Navigation through Diorite structures required her to use the knowledge gained through long hours of intense study. While the Diorites had evolved to utilize a range of sensory organs, Noshi had always been blind and for her, touch, sound, and scent were her primary detectors of the world.
A sense of enhanced probability guided her around a corner. She felt the presence of many Diorites ahead, though they chose not to acknowledge her, for which Noshi was grateful. To exchange with so many would be distracting.
She entered a vast chamber and walked down a row of shuttle vehicles. They were shaped in various sizes, each for a different purpose. She hesitated when the probability seemed strongest.
I am to pilot this vessel.
This is confirmed.
My gratitude.
Noshi ran her hand along the sleek flank of the craft as she walked its length. It felt the size of similar craft she had flown with room for a single pilot and scant space for anything else.
The hatch on the ship opened at her touch and she ducked inside.

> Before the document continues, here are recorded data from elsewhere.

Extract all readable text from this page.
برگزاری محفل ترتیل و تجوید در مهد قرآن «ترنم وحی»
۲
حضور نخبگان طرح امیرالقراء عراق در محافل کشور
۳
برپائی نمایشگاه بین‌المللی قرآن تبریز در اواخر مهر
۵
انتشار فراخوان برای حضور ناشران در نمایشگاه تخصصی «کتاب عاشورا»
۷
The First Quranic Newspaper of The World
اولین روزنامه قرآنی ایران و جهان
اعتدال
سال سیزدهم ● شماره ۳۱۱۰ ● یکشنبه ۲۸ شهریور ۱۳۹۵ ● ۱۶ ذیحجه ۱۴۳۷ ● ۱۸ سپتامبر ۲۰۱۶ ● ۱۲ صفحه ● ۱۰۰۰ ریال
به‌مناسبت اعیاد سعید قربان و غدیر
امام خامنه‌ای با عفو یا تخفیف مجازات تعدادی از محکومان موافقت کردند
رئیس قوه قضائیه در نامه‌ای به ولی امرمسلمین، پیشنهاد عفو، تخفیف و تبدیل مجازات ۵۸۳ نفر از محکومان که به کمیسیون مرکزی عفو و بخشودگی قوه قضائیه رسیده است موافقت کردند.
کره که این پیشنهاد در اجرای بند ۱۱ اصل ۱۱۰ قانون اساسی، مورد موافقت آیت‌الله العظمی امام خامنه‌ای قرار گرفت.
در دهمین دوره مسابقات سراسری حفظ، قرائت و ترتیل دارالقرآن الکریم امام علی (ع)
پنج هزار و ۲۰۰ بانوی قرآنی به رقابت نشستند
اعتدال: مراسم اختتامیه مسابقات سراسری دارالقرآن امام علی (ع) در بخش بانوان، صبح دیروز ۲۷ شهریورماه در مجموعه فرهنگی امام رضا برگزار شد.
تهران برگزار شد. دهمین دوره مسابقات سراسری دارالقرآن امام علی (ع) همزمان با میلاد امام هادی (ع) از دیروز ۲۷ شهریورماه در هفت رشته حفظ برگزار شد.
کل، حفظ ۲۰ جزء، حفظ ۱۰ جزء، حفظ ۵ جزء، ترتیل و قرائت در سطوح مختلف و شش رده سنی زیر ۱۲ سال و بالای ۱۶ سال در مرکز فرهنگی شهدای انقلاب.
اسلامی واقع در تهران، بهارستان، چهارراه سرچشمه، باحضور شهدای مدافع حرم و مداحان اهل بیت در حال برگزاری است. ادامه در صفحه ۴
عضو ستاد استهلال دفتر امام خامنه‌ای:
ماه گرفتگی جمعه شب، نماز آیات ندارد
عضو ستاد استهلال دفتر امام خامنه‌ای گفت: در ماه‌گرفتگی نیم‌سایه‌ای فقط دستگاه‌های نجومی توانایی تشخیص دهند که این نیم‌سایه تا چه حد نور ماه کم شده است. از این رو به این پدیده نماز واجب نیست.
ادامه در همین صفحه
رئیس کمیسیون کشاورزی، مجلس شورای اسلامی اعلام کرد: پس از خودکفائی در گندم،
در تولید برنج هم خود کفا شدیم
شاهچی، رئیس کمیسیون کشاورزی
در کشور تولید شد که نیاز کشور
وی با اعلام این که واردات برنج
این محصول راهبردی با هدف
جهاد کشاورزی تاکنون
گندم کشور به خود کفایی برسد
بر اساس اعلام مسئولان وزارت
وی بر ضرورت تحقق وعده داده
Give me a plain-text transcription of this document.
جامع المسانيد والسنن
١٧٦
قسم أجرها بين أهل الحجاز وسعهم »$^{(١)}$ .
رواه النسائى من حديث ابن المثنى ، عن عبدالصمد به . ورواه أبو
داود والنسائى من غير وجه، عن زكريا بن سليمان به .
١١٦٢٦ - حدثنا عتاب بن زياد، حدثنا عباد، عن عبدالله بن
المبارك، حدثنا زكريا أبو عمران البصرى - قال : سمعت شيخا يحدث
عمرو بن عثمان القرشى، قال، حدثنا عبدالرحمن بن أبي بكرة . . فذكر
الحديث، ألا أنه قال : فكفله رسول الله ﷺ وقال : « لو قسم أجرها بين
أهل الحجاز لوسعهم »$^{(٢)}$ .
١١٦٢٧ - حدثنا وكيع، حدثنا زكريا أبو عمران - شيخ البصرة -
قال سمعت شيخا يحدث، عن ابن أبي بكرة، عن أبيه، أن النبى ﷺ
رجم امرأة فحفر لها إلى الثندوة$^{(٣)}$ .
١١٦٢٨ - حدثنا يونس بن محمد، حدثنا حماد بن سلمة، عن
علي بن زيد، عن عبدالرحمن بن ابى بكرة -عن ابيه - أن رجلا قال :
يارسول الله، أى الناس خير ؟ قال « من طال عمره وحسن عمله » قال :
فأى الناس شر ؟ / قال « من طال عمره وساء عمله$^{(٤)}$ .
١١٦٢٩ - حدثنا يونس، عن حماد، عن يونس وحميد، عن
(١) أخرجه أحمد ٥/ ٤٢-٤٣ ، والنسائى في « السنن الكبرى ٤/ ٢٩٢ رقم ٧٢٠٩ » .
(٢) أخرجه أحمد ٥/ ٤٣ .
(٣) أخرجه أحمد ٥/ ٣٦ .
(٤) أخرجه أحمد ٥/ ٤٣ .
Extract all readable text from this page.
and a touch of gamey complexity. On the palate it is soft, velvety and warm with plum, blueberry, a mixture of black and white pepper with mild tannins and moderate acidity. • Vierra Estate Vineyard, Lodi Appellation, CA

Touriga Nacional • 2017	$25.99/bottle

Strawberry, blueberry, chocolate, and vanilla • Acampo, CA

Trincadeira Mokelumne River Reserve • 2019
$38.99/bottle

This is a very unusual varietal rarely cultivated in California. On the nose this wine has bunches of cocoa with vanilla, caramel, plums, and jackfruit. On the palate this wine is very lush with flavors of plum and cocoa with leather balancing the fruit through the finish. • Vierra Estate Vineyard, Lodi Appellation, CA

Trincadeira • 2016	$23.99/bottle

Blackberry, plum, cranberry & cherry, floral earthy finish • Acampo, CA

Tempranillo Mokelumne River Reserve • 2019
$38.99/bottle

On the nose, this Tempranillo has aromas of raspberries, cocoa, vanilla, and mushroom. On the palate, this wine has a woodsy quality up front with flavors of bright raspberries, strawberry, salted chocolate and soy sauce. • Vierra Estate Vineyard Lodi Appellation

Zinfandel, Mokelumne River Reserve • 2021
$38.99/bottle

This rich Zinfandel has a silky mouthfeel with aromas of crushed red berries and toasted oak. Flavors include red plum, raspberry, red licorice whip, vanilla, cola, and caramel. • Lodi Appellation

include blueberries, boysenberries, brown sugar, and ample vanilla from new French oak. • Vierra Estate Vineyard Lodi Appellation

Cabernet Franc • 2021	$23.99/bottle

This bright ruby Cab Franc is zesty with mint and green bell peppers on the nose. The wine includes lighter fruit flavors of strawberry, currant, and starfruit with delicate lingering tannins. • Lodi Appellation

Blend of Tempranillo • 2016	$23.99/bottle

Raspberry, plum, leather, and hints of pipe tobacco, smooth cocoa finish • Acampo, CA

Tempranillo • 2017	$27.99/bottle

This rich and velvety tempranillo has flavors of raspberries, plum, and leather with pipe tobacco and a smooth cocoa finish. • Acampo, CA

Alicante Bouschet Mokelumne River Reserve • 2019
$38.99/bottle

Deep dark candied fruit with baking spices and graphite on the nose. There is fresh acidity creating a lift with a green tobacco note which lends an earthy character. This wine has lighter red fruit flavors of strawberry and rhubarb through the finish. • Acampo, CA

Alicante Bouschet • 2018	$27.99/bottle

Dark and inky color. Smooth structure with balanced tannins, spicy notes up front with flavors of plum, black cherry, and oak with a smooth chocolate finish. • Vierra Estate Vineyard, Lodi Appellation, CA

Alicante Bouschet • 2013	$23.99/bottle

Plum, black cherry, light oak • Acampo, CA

The vehicle hummed and the automated systems guided her out of the hanger and into a vast emptiness. Patterns swirled in Noshi’s mind; she focused on the references to Erik.
Pizak could give her no directive. He had provided her with the data and training to interpret the inherent probabilities across a universe of potential futures.
Noshi often questioned if her actions were her own, or were the probabilities were pre-determined? Pizak had no answer, guiding her to focus on the interplay of Ka’tharsis and the endless kaleidoscope of probability.